Hay tres cosas en la vida dominicana, y hasta cuatro, que me sorprenden sobremanera y que no alcanzo a comprender satisfactoriamente: 1- Que el gobierno dominicano solicitara y, con sobrada razón, lograra que la esquelética OEA se disculpara por su bochornoso papel en 1965 al servirle de camuflaje posterior a la invasión e intervención del país por 52 mil soldados estadounidenses para impedir el restablecimiento de un gobierno democrático que había sido derrocado por la ultra derecha y los “militares gorilas”, asesorados por militares norteamericanos ; pero que hiciera mutis y no solicitara disculpas a Estados Unidos, que nos invadió unilateralmente colocándose al margen del sistema interamericano y violando los principios de la OEA que luego le sirviera de muchacho de mandado.

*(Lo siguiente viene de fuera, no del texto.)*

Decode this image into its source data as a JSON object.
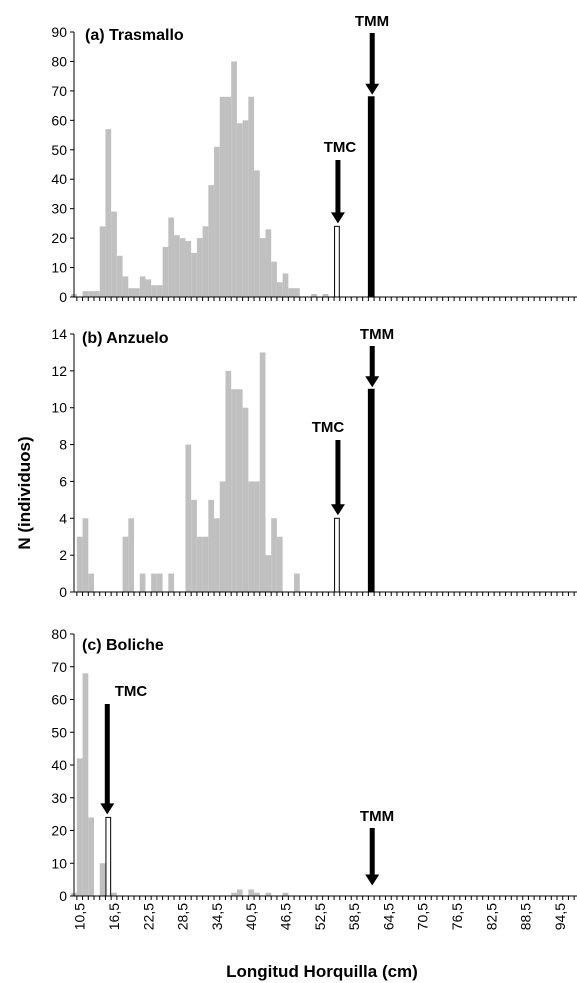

2- Que el doctor “Francis” (más conocido como Francisco) Domínguez Brito, Procurador General de la República, malgaste su atención y su tiempo al solicitar cual quisquilloso chismoso aldeano a las autoridades del Nuevo Modelo de Gestión Penitenciaria que prepare “un memorial de la situación de la cantante” Marta Heredia en ejercicio de su “medio libre”, en vez de él preparar un memorial del auge de la delincuencia y del régimen garantista en favor de los delincuentes y en detrimento de las víctimas, desde que auspició y obtuvo la aprobación el Código Penal que antes había arrojado esas calamidades en países latinoamericanos.

3- Que la periodista Margarita Quiroz, de Hoy, se haya atrevido a incluir al nefando Joaquín Balaguer entre los presidentes dominicanos “elegidos de forma democrática”, siendo de público conocimiento que es papá y abuelo de todas las formas de fraudes electorales que se pudieran inventar e inventariar en el siglo XX, matizados del uso desembozado de militares y policías en campañas electorales, robos de urnas, suplantaciones de votos, represiones y derramamiento de sangre.

3- Que el casi eterno Presidente de la Academia Dominicana de la Lengua (¿y eso existe?, ¿con qué se come eso?), Bruno Rosario Candelier, (¿ex?) leonelista empedernido, y el (¿ex?) leonelista empedernido José Rafael Lantigua, medalaganario y cuasi prepotente Ministro de Cultura ¡por 2 períodos! de Leonel Fernández, organizaran un espectáculo de exaltación del exitoso colega César Medina, asaz informado, tenaz y efectivo crítico y cuasi persecutor político del ahora ex presidente, como que deja mucho qué decir y como que le concome a los que sienten vergüenza ajena.

Pero el colmo de los colmos en el derroche palabrero huero de Lantigua durante el acto fue narrar una anécdota con ocasión de Medina y Hatuey Decamps presentarse de incognito a su casa en Moca en actividades antibalagueristas…

…Sin saber esos panderos en cuáles manos se ponían.

¿O acaso se le ha olvidado al José Rafael Lantigua de ahora que aquel José Rafael Lantigua era el mismo José Rafael Lantigua que en esos momentos escribía en El Sol artículos en favor de la reelección del angelito de la guarda Joaquín Balaguer?